Karamuk *Kuo Architects constructed a scaled model of the Adolf Loos’s American Bar in Vienna as a site of cultural exchange. The American Bar in Vienna stands as a symbol of a new wave of modernity. Intellectual figures including artist Egon Schiele, psychoanalyst Sigmund Freud, and musician Arnold Schoenberg, shared their ideas there. The scale of the model and historical references create an intimate atmosphere. The experience is very different inside, expanding the vision and view of tricks by using mirrors, and allows the viewer to see infinite space through the model.
On the first floor of the hallway, Daniel Everett’s digital collage of images of construction occurring in Chicago reveals how the urban cityscape transforms. He captured mundane contemporary moments of construction of buildings in the city. However, there is a sense of ambiguity in the collage. Large scale post-production photographs implement different nuances and tension.
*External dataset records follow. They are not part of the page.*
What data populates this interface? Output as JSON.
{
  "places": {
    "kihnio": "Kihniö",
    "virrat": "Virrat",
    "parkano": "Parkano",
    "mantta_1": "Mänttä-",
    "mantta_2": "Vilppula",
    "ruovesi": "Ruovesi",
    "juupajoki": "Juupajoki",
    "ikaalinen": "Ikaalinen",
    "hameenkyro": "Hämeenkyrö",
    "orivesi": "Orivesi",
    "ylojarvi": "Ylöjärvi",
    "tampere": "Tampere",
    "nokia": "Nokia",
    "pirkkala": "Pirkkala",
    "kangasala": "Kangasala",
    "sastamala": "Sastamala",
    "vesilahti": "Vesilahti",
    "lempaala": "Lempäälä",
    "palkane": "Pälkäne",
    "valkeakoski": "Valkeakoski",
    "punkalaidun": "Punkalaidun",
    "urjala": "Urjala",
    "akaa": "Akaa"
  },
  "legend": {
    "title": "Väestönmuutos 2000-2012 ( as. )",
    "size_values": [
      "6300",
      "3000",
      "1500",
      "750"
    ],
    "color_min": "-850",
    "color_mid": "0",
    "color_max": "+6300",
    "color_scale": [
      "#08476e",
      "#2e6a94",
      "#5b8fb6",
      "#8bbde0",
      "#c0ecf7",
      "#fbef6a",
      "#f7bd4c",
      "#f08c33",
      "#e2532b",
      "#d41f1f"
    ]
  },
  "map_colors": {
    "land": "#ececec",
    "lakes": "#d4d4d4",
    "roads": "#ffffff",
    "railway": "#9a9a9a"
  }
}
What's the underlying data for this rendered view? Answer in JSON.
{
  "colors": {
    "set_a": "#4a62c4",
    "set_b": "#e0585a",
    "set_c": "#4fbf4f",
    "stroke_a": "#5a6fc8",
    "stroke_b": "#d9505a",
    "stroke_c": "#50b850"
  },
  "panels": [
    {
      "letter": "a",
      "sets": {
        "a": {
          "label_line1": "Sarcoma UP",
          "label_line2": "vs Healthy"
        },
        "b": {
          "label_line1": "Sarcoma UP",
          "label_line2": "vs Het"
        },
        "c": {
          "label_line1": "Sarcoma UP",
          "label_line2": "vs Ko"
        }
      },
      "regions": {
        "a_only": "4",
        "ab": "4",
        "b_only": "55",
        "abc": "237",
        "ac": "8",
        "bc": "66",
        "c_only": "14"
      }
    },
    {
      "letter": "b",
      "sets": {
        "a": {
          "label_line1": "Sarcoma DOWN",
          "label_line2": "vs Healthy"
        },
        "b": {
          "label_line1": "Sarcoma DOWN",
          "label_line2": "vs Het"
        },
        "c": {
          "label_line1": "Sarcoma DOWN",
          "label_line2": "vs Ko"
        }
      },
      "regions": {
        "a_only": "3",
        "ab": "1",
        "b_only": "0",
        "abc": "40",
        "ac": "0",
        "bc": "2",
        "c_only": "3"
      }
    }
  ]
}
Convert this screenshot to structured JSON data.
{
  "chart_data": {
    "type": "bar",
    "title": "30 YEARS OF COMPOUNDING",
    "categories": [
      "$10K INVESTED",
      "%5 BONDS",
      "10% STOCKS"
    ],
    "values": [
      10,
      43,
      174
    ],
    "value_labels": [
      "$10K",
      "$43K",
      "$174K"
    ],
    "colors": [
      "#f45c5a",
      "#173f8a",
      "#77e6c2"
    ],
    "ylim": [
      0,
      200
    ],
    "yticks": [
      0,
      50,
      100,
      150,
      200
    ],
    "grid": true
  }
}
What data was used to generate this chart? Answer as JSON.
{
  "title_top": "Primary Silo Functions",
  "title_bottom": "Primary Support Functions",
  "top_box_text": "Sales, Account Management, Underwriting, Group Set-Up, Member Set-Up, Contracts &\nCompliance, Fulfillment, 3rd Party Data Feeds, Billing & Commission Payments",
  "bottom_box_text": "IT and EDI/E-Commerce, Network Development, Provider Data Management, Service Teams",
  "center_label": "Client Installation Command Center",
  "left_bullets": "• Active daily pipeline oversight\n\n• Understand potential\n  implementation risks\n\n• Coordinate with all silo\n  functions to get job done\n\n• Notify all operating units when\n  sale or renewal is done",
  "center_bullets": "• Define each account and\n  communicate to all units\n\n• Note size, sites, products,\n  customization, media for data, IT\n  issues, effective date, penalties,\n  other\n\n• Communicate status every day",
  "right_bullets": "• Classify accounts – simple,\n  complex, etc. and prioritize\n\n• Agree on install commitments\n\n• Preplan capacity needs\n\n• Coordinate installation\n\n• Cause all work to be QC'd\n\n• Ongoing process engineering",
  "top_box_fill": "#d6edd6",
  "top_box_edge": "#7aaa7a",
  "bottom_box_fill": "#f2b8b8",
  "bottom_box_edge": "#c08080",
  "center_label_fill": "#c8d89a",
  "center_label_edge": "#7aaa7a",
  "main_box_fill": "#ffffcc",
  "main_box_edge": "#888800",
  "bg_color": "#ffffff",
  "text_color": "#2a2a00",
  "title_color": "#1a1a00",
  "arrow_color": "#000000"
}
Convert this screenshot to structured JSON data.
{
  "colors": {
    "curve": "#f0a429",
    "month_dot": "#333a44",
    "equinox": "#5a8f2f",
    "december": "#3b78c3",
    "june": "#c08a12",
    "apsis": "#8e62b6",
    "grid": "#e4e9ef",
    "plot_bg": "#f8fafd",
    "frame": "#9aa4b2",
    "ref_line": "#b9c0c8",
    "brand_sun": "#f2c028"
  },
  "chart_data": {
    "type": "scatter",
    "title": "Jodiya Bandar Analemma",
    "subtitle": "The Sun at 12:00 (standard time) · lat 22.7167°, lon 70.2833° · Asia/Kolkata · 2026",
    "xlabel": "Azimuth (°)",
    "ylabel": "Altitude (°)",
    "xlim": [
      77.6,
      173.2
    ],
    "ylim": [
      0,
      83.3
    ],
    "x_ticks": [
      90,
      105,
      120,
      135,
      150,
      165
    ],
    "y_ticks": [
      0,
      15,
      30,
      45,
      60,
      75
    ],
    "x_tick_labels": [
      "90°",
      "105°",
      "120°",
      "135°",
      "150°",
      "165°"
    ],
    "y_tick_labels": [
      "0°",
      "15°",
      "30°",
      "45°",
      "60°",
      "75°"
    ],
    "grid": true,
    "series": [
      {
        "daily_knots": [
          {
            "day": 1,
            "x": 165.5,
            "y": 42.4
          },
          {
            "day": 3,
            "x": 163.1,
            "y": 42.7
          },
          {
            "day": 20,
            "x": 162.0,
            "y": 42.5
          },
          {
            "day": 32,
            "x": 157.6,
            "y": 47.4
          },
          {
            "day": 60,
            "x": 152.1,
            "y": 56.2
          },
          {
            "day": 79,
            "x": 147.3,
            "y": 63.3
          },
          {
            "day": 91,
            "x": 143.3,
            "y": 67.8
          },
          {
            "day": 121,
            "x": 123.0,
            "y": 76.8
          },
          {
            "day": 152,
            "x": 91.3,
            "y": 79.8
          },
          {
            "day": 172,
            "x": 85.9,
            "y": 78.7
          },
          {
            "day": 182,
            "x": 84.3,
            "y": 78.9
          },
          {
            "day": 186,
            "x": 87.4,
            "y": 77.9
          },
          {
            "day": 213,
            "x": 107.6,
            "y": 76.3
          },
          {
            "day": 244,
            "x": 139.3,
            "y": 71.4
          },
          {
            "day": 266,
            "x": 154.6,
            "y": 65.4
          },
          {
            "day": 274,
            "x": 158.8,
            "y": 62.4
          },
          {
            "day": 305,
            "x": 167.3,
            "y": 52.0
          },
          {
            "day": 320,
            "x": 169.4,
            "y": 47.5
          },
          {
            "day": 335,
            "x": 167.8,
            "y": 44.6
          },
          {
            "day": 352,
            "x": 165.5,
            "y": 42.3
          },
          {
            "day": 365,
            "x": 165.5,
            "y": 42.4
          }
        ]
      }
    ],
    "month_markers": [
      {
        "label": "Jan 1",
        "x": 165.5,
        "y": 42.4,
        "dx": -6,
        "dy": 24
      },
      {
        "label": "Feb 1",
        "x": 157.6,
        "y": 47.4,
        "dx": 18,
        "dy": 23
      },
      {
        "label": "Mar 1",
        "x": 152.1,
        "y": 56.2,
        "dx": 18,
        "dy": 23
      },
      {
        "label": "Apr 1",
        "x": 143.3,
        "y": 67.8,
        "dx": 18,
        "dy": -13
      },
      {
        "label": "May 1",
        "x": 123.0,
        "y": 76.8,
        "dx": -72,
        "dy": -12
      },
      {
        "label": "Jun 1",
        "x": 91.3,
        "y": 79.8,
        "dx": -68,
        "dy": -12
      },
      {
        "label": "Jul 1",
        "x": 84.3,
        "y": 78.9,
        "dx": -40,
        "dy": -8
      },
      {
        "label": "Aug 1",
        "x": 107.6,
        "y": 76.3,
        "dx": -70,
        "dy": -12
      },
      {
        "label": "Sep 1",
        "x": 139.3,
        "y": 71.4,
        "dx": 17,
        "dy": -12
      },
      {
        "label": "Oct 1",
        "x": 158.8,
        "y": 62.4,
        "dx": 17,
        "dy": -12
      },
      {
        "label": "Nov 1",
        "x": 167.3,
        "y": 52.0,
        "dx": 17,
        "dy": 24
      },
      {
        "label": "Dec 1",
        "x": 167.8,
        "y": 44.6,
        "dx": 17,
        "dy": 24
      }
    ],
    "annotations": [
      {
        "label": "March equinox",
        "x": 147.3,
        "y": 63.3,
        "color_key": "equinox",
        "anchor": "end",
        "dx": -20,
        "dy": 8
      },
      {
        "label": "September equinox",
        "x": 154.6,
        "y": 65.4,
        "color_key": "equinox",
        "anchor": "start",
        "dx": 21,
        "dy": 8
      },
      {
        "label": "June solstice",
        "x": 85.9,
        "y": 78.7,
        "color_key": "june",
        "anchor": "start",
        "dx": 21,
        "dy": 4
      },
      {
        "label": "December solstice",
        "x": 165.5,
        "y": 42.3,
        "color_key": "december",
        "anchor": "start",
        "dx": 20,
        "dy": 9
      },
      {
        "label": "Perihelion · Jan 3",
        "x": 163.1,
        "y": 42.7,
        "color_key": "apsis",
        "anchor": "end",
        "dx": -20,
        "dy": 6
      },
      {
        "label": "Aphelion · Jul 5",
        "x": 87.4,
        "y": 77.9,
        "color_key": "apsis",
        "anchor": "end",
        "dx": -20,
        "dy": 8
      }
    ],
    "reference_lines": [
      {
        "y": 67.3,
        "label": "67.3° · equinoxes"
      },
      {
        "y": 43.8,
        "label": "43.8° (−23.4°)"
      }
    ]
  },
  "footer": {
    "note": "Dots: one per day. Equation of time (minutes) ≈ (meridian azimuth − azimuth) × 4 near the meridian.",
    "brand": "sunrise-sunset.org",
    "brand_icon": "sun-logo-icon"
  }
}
The location and scale of the photographs imply walking around the city of Chicago.
There are several Chicago Series on the first-floor hallway. Because of the matte paper texture and abstract geometric forms, the photographs look like paintings or pieces of print media. Artist Philipp Schaerer generates digital images adopting the idea of sampling and cropping existing satellite photographs. He explores the language of architectural drawing and documentary photography, allowing him to juxtapose the two media and create abstract visual forms.
On the second floor of the exhibition space, it may be hard to find Gordon Matta-Clark’s collage work on the wall because of its relatively small scale. The juxtaposition of the photographs with the drawings became a whimsical playground for operating the three- dimensional space. It became an imaginative space, and the artwork suggests the historical space and traces of the architectural collage.